Skrillex & Kill The Noise (Feat Fatman Scoop & Michael Angelakos) (Flux Pavilion Remix)
Boosting the tempo by a good 35BPM, Pavilion unapologetically takes Skrillex and Kill The Noise’s album-titling sing-along groove to the peaktime pastures. A textbook lesson in remixing two of the world’s biggest bass giants.
Faithless – We Come One (Flux Pavilion Remix)
We’re not sure how official this is, but it is on Flux’s Soundcloud. It should be official; very few artists have been able to pull off such a successful twist on such a massive anthem.
Jamiroquai – Blue Skies (Flux Pavilion Remix)
Way back in 2010 – before Jay Kay’s wandering funkateers took a seven year sabbatical – Jamiroquai gave the world Blue Skies. Far from the physical, fizzy groove fusion you hear on their old classics or the recently release Automaton, it wasn’t their best… Until Flux furiously flipped it into something truly hair/hat-raising.
Kevin Kiner – Rebel’s Theme (Flux Pavilion’s The Ghost Remix)
Monolithic remixes of insanely big names like Skrillex and Jamiroquai are all good and well but officially remixing something from Star Wars? This is the stuff childhood dreams are made of. Showing his more high energy electroid side, even by Flux’s standards this is a seriously singular piece of work.
Dillon Francis (Featuring T.E.E.D) (Doctor P & Flux Pavilion Remix)
Lighters up! Pure emotional drama from both Flux and Doctor P here as Dillon and Totally Enormous Extinct Dinosaurs’ breakup blunderbuss implodes with the Circus dons’ signature electric voltage hooks. Goosebumps have a half-life of three days on this one.
DJ Fresh – Gold Dust (Flux Pavilion Remix)
CLASSIC KLAXON: One of two rather large DJ Fresh remixes Flux did around the early 2010s – this one pips it because it was earlier on in Flux’s (bass) cannon of work and that riff will never die. Madly, he once told us, this bombed when he debuted it at Fabric!
Chapel Club – All The Eastern Girls (Flux Pavilion Remix)
Erstwhile indie giants Chapel Club may have long since split but this remix lives on. One of Flux’s most theatrical mixes with that raw electric seizure-peaking riff, seven years later and this still has enough energy to power several small villages.
Nero – Must Be The Feeling (Flux Pavilion & Nero Remix)
Nero collaborate with Professor Pavilion to remix themselves.

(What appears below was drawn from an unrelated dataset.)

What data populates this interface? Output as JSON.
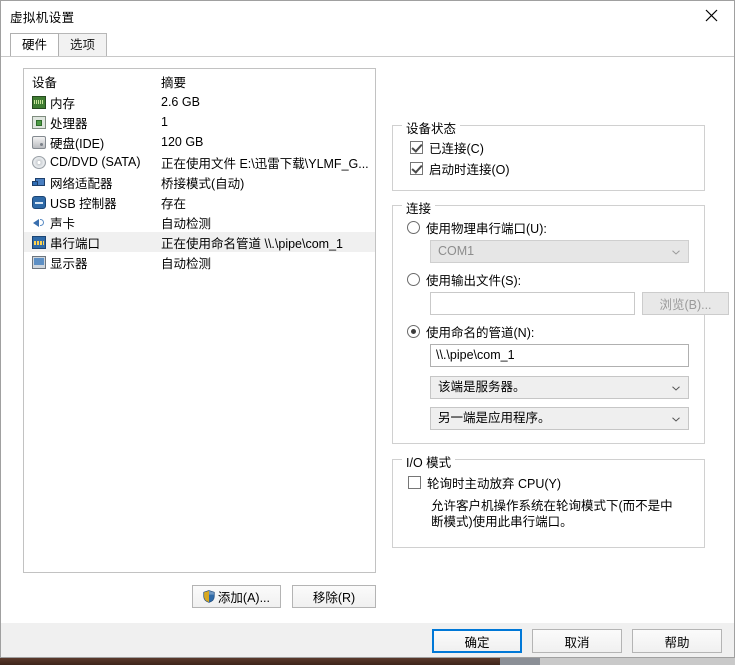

Switching out the 80s electro funk and slap bass splutters and switching in a sense of foreboding sci-fi synthetic drama, this still singes hairs the back of your neck to this day.
Picto – Streets Of Rage (Flux Pavilion Remix)
This is where it all began for Flux and Circus. Not Doctor P, though… Picto, his D&B guise had been in operation for a year or two beforehand. When we interviewed the pair last year they explained how their breakthrough smash Air Raid actually came about because they wanted to release this remix. Sludgy, snarling and just a little bit toxic, this still sounds dope today.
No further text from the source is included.